Juillet 2010 - No 83
300 millions d’ententes de rachat pleines de brèches
En 2008, le gouvernement fédéral canadien a offert des indemnités forfaitaires aux producteurs de tabac de l’Ontario afin de les inciter à quitter un marché en déclin, sans pour autant tout perdre ce qu’ils possédaient. Or, il s’avère que bon nombre d’entre eux ont profité d’une faille du Programme de transition pour les producteurs de tabac et ont continué d’en faire pousser, si bien qu’au lieu de s’apprêter à disparaître ou presque du paysage, la culture du tabac affichera une remontée fulgurante cette année.
« Le programme fédéral de transition pour les producteurs de tabac était si plein de trous qu’un camion aurait pu passer au travers, estime Neil Collishaw, directeur de la recherche des Médecins pour un Canada sans fumée (MCSF). Nous estimons qu’au moins un tabaculteur sur dix a pu percevoir l’argent du rachat, tout en maintenant sa culture du tabac. La quantité de tabac cultivé en Ontario n’a donc pas diminué. »

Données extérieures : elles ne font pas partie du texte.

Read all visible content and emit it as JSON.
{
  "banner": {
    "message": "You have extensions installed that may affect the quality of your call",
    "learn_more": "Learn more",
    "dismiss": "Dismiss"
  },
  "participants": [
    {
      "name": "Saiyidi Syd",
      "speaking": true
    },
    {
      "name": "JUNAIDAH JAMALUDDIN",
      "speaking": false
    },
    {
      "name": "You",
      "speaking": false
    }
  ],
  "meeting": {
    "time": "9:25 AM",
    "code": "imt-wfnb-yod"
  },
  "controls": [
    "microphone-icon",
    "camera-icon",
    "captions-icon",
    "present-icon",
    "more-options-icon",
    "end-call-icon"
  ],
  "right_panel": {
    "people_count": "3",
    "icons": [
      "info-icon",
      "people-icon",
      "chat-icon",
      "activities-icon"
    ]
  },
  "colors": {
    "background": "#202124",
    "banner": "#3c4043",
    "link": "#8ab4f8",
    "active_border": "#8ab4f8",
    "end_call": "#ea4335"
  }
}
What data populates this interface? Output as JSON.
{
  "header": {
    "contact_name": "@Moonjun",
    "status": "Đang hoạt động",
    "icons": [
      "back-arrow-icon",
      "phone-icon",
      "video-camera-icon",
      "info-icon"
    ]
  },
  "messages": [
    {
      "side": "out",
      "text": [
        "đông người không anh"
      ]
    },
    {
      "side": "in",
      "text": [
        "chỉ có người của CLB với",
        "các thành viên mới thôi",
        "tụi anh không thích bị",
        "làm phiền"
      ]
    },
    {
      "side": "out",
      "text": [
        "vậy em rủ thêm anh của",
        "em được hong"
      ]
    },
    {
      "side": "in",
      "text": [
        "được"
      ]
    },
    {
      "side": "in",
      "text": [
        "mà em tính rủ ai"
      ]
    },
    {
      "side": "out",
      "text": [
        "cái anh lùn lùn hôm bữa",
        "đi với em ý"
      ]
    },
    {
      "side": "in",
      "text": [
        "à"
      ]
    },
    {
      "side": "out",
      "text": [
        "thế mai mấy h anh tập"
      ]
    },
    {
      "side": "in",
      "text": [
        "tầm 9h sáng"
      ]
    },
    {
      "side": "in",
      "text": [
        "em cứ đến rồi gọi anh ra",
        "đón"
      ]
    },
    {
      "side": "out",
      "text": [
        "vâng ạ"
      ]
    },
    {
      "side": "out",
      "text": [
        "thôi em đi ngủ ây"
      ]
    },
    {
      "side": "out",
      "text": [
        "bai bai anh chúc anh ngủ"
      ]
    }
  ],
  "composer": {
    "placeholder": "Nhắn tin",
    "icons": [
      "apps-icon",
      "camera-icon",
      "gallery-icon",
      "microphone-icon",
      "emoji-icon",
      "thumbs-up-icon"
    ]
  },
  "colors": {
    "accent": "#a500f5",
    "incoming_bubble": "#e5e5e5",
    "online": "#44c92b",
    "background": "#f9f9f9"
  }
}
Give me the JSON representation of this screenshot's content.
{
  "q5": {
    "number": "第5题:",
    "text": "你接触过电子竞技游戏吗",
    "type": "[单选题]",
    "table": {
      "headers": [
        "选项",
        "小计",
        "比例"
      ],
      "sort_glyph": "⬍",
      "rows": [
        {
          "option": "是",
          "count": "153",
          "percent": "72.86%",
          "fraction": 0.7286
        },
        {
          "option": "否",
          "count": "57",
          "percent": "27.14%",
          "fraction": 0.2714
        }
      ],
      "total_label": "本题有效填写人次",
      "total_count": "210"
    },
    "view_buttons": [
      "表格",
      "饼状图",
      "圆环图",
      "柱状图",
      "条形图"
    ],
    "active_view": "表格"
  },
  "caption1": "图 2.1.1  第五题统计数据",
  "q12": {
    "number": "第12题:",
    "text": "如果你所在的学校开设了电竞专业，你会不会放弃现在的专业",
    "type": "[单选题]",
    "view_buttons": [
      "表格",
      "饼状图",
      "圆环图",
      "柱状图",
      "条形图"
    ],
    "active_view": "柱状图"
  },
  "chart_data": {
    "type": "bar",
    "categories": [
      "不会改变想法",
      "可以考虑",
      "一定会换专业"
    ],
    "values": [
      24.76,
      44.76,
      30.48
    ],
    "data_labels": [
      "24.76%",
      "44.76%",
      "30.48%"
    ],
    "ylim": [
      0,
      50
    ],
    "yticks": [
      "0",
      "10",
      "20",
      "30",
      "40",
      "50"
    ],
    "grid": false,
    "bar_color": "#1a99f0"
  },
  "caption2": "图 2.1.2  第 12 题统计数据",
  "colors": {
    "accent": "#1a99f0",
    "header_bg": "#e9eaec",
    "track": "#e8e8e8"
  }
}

De son côté, le président de l’Office de commercialisation des producteurs de tabac jaune de l’Ontario, Fred Neukamm, estime que la récolte de tabac devrait grimper à 22,2 millions de kilos cette année, comparativement à 9,9 millions de kilos l’an dernier. C’est dire qu’il s’agira de la plus abondante de toutes les récoltes depuis 2006.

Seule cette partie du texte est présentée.